Feather Location: Row M, #07

By Reid Forgrave, The Cincinnati Enquirer

…Matt Maupin joined the Army Reserve in 2002 to help pay for college. It was a snap decision, said Rob Lindley, a boyhood friend who enlisted with Maupin under the "buddy program," which allows friends to enter and serve together. They talked about it one weekend, he said, and joined the following week. Lindley never made it to Iraq because of a heart condition that ultimately led to him being medically discharged. It was Lindley who steered Maupin toward becoming an Army truck driver. He said had they both known just how hairy the job could be in a combat zone, they may have opted for another gig. "That’s what bothers me," said Lindley, who got married last fall. "My actions affected his actions."

Lindley noticed a change in Maupin as time went on and his deployment to Iraq neared. Earning money for college remained a core objective for Maupin, who was interested in sports medicine and nutrition, but Lindley said his friend seemed more patriotic and purposeful. He was anxious, too. "Matt was excited — and scared," Lindley said.

In characterizing his friend, Lindley alternately called him a geek, sporty and a teddy bear. He remembers how scrawny Maupin was in elementary school and how he was teased for wearing glasses with super-thick lenses. In middle school, Maupin got into rowing and the sport transformed him, adding muscle and bulk to an already growing body. He played football in high school but wasn’t a regular. Still, he faithfully attended every practice.
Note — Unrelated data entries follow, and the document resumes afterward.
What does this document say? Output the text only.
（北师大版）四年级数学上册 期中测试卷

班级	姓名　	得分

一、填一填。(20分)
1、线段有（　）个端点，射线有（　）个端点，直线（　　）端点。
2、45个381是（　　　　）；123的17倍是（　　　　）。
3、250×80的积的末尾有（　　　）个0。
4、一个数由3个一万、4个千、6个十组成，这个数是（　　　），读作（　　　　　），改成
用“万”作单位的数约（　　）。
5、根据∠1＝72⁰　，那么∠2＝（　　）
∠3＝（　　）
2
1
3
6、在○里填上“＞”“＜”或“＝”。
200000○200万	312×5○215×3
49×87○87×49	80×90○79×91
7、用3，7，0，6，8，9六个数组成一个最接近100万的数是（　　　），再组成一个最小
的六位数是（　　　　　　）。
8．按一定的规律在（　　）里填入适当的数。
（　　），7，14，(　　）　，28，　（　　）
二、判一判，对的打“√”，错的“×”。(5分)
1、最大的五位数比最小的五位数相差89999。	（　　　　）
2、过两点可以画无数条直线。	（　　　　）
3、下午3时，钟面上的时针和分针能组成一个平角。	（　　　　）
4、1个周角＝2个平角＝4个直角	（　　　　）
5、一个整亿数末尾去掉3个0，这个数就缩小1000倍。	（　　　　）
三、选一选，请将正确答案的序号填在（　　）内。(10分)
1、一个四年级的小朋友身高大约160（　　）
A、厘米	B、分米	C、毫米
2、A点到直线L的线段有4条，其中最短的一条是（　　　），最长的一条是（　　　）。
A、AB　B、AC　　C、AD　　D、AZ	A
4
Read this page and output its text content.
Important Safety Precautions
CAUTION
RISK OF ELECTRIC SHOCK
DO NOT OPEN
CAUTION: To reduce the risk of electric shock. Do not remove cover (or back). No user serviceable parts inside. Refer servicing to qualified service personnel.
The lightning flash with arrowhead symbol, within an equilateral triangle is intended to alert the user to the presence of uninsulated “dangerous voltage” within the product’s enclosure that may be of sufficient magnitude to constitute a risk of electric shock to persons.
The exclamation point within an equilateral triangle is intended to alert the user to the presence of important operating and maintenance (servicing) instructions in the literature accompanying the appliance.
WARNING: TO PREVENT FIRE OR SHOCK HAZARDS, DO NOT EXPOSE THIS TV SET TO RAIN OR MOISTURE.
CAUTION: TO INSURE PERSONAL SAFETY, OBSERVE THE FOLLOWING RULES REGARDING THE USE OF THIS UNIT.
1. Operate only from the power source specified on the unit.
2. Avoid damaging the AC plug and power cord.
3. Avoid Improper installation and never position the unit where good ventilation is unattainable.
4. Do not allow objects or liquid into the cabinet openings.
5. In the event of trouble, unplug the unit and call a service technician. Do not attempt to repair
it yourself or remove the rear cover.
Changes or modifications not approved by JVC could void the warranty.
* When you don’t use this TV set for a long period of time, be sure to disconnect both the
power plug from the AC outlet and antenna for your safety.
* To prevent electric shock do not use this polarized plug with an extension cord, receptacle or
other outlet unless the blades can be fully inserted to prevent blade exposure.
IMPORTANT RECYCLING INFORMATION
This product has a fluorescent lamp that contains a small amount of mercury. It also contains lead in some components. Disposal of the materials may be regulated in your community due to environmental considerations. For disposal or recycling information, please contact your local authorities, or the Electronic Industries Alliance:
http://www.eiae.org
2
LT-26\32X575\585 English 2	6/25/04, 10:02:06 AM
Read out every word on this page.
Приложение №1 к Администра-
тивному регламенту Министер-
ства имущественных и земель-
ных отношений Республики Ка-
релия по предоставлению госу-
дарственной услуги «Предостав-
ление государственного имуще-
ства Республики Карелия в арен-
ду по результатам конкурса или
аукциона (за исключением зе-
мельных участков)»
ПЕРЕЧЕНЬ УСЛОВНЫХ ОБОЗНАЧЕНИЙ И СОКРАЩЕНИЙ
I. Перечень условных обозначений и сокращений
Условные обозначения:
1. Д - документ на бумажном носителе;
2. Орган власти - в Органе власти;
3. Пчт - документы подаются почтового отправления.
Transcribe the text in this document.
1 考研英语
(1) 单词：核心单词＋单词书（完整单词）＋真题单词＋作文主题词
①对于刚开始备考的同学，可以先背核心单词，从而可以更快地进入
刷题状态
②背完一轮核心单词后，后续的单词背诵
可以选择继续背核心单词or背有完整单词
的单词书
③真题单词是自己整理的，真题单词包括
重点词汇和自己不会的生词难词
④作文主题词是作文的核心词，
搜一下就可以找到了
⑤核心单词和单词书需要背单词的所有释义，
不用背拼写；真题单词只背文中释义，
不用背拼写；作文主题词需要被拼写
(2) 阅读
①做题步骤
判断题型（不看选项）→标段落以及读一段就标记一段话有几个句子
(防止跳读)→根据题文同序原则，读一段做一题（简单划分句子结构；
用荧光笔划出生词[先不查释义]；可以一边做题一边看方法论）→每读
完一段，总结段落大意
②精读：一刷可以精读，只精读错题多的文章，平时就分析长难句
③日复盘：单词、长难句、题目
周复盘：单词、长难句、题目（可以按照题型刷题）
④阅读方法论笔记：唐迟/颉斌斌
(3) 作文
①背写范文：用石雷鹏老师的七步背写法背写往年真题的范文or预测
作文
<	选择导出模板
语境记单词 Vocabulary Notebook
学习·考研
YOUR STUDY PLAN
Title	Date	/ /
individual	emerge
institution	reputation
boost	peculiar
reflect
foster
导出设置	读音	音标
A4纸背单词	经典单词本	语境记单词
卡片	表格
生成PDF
Maupin’s first car was a rusty, sun-faded, red 1983 Chevy Nova. His father called it "a piece of junk." Maupin, according to Lindley, came to view the car as "a stigma he’d never get away from," even after he acquired a nifty, five-speed Ford Mustang that his younger brother, Micah, coveted.

The teen who became a man and then a soldier never really got over his inherent shyness. Soldiers in Maupin’s unit, the 724th Transportation Company, also spoke of his quiet nature. Lindley said that shyness was amplified when his friend was in the presence of girls. He dated, but it was never a central element in his life. Then, two weeks before he deployed to Iraq, Maupin met a girl named Amy, and Lindley could tell his friend was smitten like never before.

On the day the Army announced that Maupin was captured, Lindley and a few close friends gathered at Carolyn Maupin’s house. They sat in Matt’s room for several hours, all six of them, including Keith Maupin, and tried to make sense of the unthinkable. There were, recalled Lindley, extended periods when no one said a thing. "For the rest of our lives, when we look at his picture, he’s never going to get any older, and we are," Lindley said. "The reality of that is heavy, very heavy."